Du biocarburant produit avec... des restes de poisson !

100 000 €
Le capitaine du navire l'Azura, exploité par l'Américain Carnival, a
été condamné à 100 000 euros d'amende

La société Hurtigruten propose d'utiliser d'ici 2021 un biocarburant créé à base de restes de poisson sur six de ses bateaux de croisière.

Un biocarburant à base de restes de poissons

En Norvège, la société Hurtigruten a annoncé qu'elle utiliserait d'ici 2021 un biocarburant à base de restes de poissons pour alimenter certains de ses bateaux de croisière. Il deviendra ainsi le premier opérateur de croisière au monde à alimenter une partie de sa flotte grâce à un biocarburant pour le moins original.

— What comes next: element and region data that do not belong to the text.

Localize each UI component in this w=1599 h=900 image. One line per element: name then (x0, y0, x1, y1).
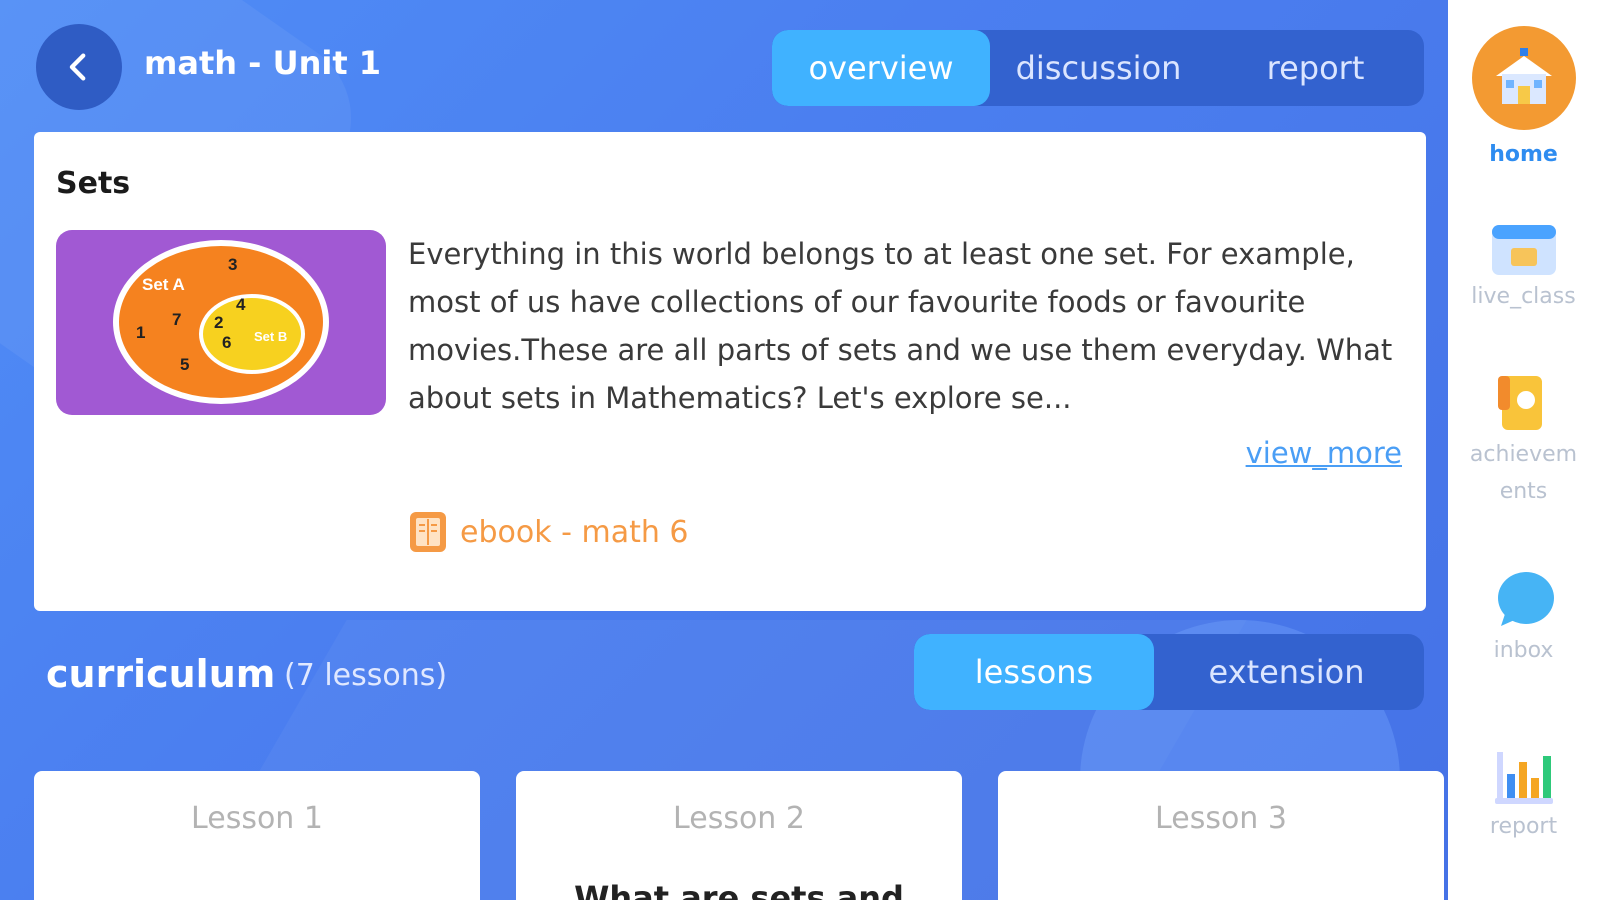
home-icon-circle (1471, 26, 1576, 130)
book-icon (410, 512, 446, 552)
live-class-icon (1491, 225, 1556, 275)
sidebar-item-label: achievements (1469, 442, 1578, 504)
sidebar-item-inbox[interactable]: inbox (1448, 568, 1599, 669)
set-number: 5 (180, 355, 189, 374)
tab-overview[interactable]: overview (772, 30, 990, 106)
sidebar-item-label: report (1489, 814, 1558, 839)
chevron-left-icon (69, 53, 86, 81)
view-more-link[interactable]: view_more (1246, 436, 1402, 470)
tab-report[interactable]: report (1207, 30, 1424, 106)
tab-extension[interactable]: extension (1154, 634, 1419, 710)
sidebar-item-label: home (1489, 142, 1558, 167)
tab-discussion[interactable]: discussion (990, 30, 1207, 106)
bar-chart-icon (1494, 752, 1553, 804)
achievement-badge-icon (1497, 376, 1542, 430)
sidebar-item-label: inbox (1493, 638, 1554, 663)
overview-card: Sets Set A Set B 3 7 1 5 4 2 6 Everythin… (34, 132, 1426, 611)
set-a-label: Set A (142, 275, 185, 294)
sidebar-item-home[interactable]: home (1448, 26, 1599, 173)
right-sidebar: home live_class achievements inbox repor… (1448, 0, 1599, 900)
curriculum-tab-bar: lessons extension (914, 634, 1424, 710)
set-b-label: Set B (254, 329, 287, 344)
page-title: math - Unit 1 (144, 44, 382, 82)
top-tab-bar: overview discussion report (772, 30, 1424, 106)
set-number: 3 (228, 255, 237, 274)
chat-bubble-icon (1497, 572, 1554, 626)
topic-title: Sets (56, 166, 131, 201)
school-house-icon (1495, 48, 1552, 104)
set-number: 1 (136, 323, 145, 342)
lesson-card[interactable]: Lesson 1 (34, 771, 480, 900)
venn-diagram-image: Set A Set B 3 7 1 5 4 2 6 (113, 240, 329, 404)
set-number: 7 (172, 310, 181, 329)
lesson-card[interactable]: Lesson 2 What are sets and (516, 771, 962, 900)
lesson-number: Lesson 3 (1155, 801, 1287, 836)
topic-thumbnail: Set A Set B 3 7 1 5 4 2 6 (56, 230, 386, 415)
back-button[interactable] (36, 24, 122, 110)
lesson-heading: What are sets and (574, 879, 904, 900)
set-number: 2 (214, 313, 223, 332)
sidebar-item-report[interactable]: report (1448, 748, 1599, 845)
ebook-link[interactable]: ebook - math 6 (408, 510, 689, 554)
lesson-number: Lesson 2 (673, 801, 805, 836)
sidebar-item-achievements[interactable]: achievements (1448, 372, 1599, 510)
curriculum-title: curriculum (46, 652, 276, 696)
sidebar-item-label: live_class (1471, 284, 1576, 309)
set-number: 6 (222, 333, 231, 352)
set-number: 4 (236, 295, 246, 314)
main-area: math - Unit 1 overview discussion report… (0, 0, 1448, 900)
tab-lessons[interactable]: lessons (914, 634, 1154, 710)
topic-description: Everything in this world belongs to at l… (408, 237, 1393, 415)
ebook-label: ebook - math 6 (460, 514, 689, 550)
lesson-count: (7 lessons) (284, 658, 448, 693)
lesson-number: Lesson 1 (191, 801, 323, 836)
lesson-card[interactable]: Lesson 3 (998, 771, 1444, 900)
sidebar-item-live-class[interactable]: live_class (1448, 222, 1599, 315)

Ainsi 6 de ses 17 bateaux seront alimentés par un biogaz liquéfié couplé à des batteries d'ici un peu plus de deux ans. Ce carburant aura donc pour particularité d'être produit grâce à un mélange de résidus de poissons et de produits organiques. Concrètement, les restes de poissons seront mélangés avec d'autres déchets organiques pour générer un biogaz qui sera par la suite liquéfié pour être utilisé en tant que carburant.

Des huiles usagées transformées en biodiesel

« Ce que d'autres considèrent comme un problème, nous l'envisageons comme une ressource et une solution », a déclaré le directeur général d'Hurtigruten, Daniel Skjeldam, selon FranceInfo. Et le dirigeant d'ajouter « En utilisant le biogaz pour alimenter ses navires, Hurtigruten devient la première compagnie du secteur à propulser ses bateaux à l'aide de carburants exempts de combustibles fossiles. »

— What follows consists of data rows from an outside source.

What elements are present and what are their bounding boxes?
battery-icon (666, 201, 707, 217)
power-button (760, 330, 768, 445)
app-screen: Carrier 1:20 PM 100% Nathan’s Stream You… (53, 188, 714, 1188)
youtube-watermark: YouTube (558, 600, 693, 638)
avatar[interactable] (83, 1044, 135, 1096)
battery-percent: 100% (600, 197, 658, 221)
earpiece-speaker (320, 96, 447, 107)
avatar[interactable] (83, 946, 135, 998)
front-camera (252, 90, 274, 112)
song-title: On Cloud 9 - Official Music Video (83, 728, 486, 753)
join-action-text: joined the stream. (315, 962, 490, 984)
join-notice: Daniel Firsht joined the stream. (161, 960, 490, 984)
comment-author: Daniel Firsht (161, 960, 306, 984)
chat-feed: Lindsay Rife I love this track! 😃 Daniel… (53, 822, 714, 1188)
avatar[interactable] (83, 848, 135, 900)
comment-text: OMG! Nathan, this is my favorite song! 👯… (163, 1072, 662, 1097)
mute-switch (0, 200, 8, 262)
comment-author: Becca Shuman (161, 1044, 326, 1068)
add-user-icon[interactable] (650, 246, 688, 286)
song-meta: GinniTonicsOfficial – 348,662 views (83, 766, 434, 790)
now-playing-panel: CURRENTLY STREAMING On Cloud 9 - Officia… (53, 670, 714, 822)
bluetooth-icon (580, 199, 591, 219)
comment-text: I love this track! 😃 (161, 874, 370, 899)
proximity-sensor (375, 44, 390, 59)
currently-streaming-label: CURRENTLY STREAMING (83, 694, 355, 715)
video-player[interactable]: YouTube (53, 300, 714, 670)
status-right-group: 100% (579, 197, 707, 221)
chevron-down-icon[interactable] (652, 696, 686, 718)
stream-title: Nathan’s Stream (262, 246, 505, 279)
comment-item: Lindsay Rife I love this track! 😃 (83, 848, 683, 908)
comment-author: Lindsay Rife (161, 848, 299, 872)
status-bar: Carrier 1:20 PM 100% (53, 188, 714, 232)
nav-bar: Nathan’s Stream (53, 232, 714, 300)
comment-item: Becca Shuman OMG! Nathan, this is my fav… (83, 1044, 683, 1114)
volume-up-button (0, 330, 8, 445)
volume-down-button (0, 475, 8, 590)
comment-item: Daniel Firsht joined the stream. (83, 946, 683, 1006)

Une initiative à saluer, notamment dans ce secteur reconnu comme l'un des plus polluants. En effet, lundi 26 novembre, la justice française a pour la première fois condamné une compagnie de croisière et l'un de ses capitaines pour avoir enfreint les normes environnementales. Après avoir été épinglé avec du fioul trop polluant, le capitaine de l'Azura exploité par l'Américain Carnival, a été condamné à 100 000 euros d'amende, dont 80 000 devront être acquittés par son employeur.

En outre, on apprend aussi que l'entreprise nordiste Gecco, qui assure la collecte des huiles usagées de restaurants et particuliers, utilise ces déchets graisseux pour les transformer en biodiesel. Un défi scientifique avec 100 % d’optimisation réalisé par Julien Pilette. Dans les Landes aussi, un projet similaire a vu le jour : le Sitcom Côte Sud des Landes, qui couvre aujourd'hui 40% de la population landaise, a investi il y a une quinzaine d'années maintenant dans ce domaine et recycle les huiles usagées en biocarburant.